After a year that has been, film for film and month by month, the most tepid in my living memory, we're finally hitting the good stuff: not that I am typically fond of the sort of movies that tend to get released in Oscar season, because it is a matter of record that the stuff I just love and the stuff that AMPAS just loves are not, for the most part, the same stuff. This year, though, some of the films that were probably never meant to be Oscarbaity in the first place are getting crazy awards buzz, and the season's two biggest auteur pictures by two of the most exciting filmmakers out there right now are both coming out this very same October. I presently feel something that I have felt since before May: anticipation. It is a warm and fuzzy feeling.
4.10.13
And how about that, it's one of those auteur pictures I was just talking about! Alfonso Cuarón, famous in story and song, brings his long takes and moving camera trickery to outer space with Gravity, and even if, as the early word seems to indicate, it's "only" the year's most corking, technically accomplished thriller, that's still enough to make it my most-anticipated film of the rest of 2013, though "the rest of" is a bit of a dodge - not only has it been my most-anticipated for all of 2013, it was my most-anticipated for the bulk of 2012, too, until it got delayed. So this is a long time coming for me, and while it probably can't be good enough to live up to my hopes, I will be dumbfounded if it doesn't end up squatting on a space in my year-end top 10. A prediction that, sight-unseen, I have not made for any other movie this year.

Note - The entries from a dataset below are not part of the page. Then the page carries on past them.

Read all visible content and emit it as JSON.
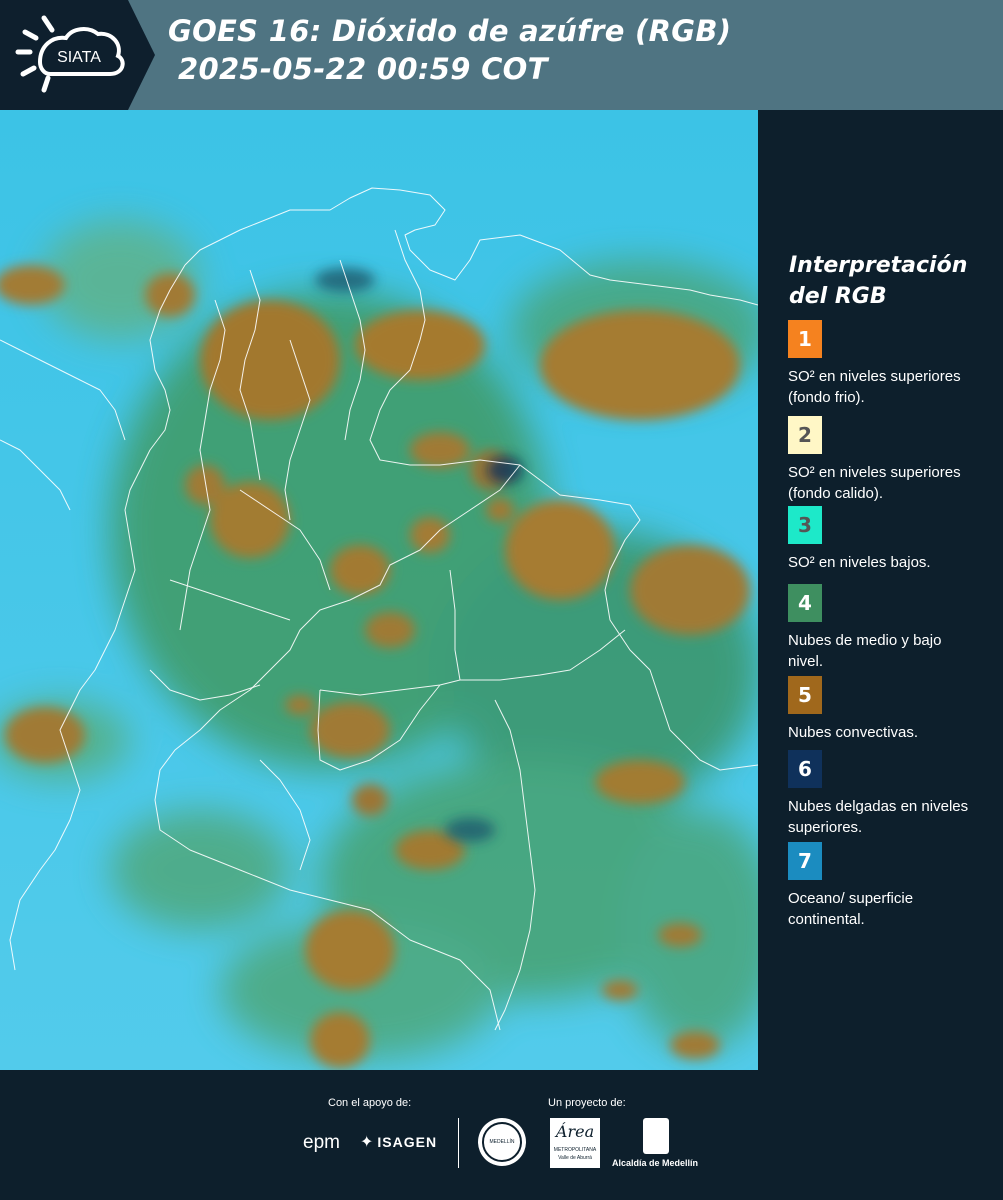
{
  "header": {
    "logo_text": "SIATA",
    "title_line1": "GOES 16: Dióxido de azúfre (RGB)",
    "title_line2": "2025-05-22 00:59 COT"
  },
  "legend": {
    "title_line1": "Interpretación",
    "title_line2": "del RGB",
    "items": [
      {
        "num": "1",
        "color": "#f5821f",
        "text_color": "#ffffff",
        "label": "SO² en niveles superiores (fondo frio)."
      },
      {
        "num": "2",
        "color": "#fff7c6",
        "text_color": "#555555",
        "label": "SO² en niveles superiores (fondo calido)."
      },
      {
        "num": "3",
        "color": "#1de9c9",
        "text_color": "#555555",
        "label": "SO² en niveles bajos."
      },
      {
        "num": "4",
        "color": "#3e8f60",
        "text_color": "#ffffff",
        "label": "Nubes de medio y bajo nivel."
      },
      {
        "num": "5",
        "color": "#a0681c",
        "text_color": "#ffffff",
        "label": "Nubes convectivas."
      },
      {
        "num": "6",
        "color": "#0f315b",
        "text_color": "#ffffff",
        "label": "Nubes delgadas en niveles superiores."
      },
      {
        "num": "7",
        "color": "#1b8cc0",
        "text_color": "#ffffff",
        "label": "Oceano/ superficie continental."
      }
    ]
  },
  "footer": {
    "support_label": "Con el apoyo de:",
    "project_label": "Un proyecto de:",
    "logo_epm": "epm",
    "logo_isagen": "ISAGEN",
    "logo_area": "Área",
    "logo_area_sub": "METROPOLITANA",
    "logo_area_sub2": "Valle de Aburrá",
    "logo_alcaldia": "Alcaldía de Medellín",
    "logo_medellin_seal": "MEDELLÍN"
  }
}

Also, Justin Timberlake whines ineffectually in front of Ben Affleck, in the techno-thriller Runner Runner. Let us spare it a moment of our pity.
10.10.13
The first day of the Chicago International Film Festival. Wish me luck.
11.10.13
The closest thing to traditional Oscarbait among the month's wide releases is a Paul Greengrass movie which should tell us a little bit about the Oscarbait. It's Captain Phillips, a true story in which Tom Hanks sports a badass attitude and a silly accent, and fights Somali pirates.
Less respectable, but I suspect more fun, Robert Rodriguez is gracing us with Machete Kills, a movie whose tawdry, dumb trailer, with it's completely sophomoric sense of humor, has been one of my favorite things this year. Suffice it to say that sensibility and taste are not winning out in my head with this one.
In limited release, the seven-year-old feature debut for Jonathan Levine, who has made and released three films since, finally gets released: All the Boys Love Mandy Lane, a horror film of some reputation. Because when you sit on a film for seven years, fucking duh your target audience will hunt it out. Also: Escape from Tomorrow, which was shot illegally in Walt Disney World and Disneyland, is making its way into theaters and allegedly onto VOD (which is, sadly, how I'll probably end up seeing it), and the basketful of conflicting feelings I have going into it will best wait for the review, because that's an essay in and of itself.
18.10.2013
There's one and only one horror movie opening this October - isn't that odd? Sadly, it's the unasked-for remake of Carrie, starring Chloë Grace Moretz, what we might call an unintuitive casting choice given the requirements of the part. Accompanying it are a pair of thrillers of different sorts altogether: '80s wet dream made '10s program-filler, the Stallone-Schwarzenegger team-up vehicles Escape Plan, and The Fifth Estate, about the controversial acts and life of WikiLeaks founder Julian Assange, which may or may not be a pack of lies, depending on who you listen to, but probably is a tepid headline-grabbing cash-in, according to almost everybody.
WAY more exciting are the limited releases: All Is Lost, the month's second story of surviving a crisis in extreme isolation, this time with Robert Redford on a boat, and 12 Years a Slave, in which the singular vision of British filmmaker Steve McQueen is trained on American slavery, with the most astounding-on-paper cast of the year.
25.10.2013
Cormac McCarthy's first original script, in a film directed by Ridley Scott: could go either way very easily, but I am going to choose to be excited for The Counselor until proven otherwise. Certainly, with Jackass Presents: Bad Grandpa kicking it on the sidelines, I know which one I want to go to #1 for the weekend box office.
By the time that Palme d'Or winner Blue Is the Warmest Color hits Stateside theaters, I will have seen it and probably reviewed it, and probably been terribly excited about it, but it still does well to point out that it does start its potentially expansive limited release run at this point.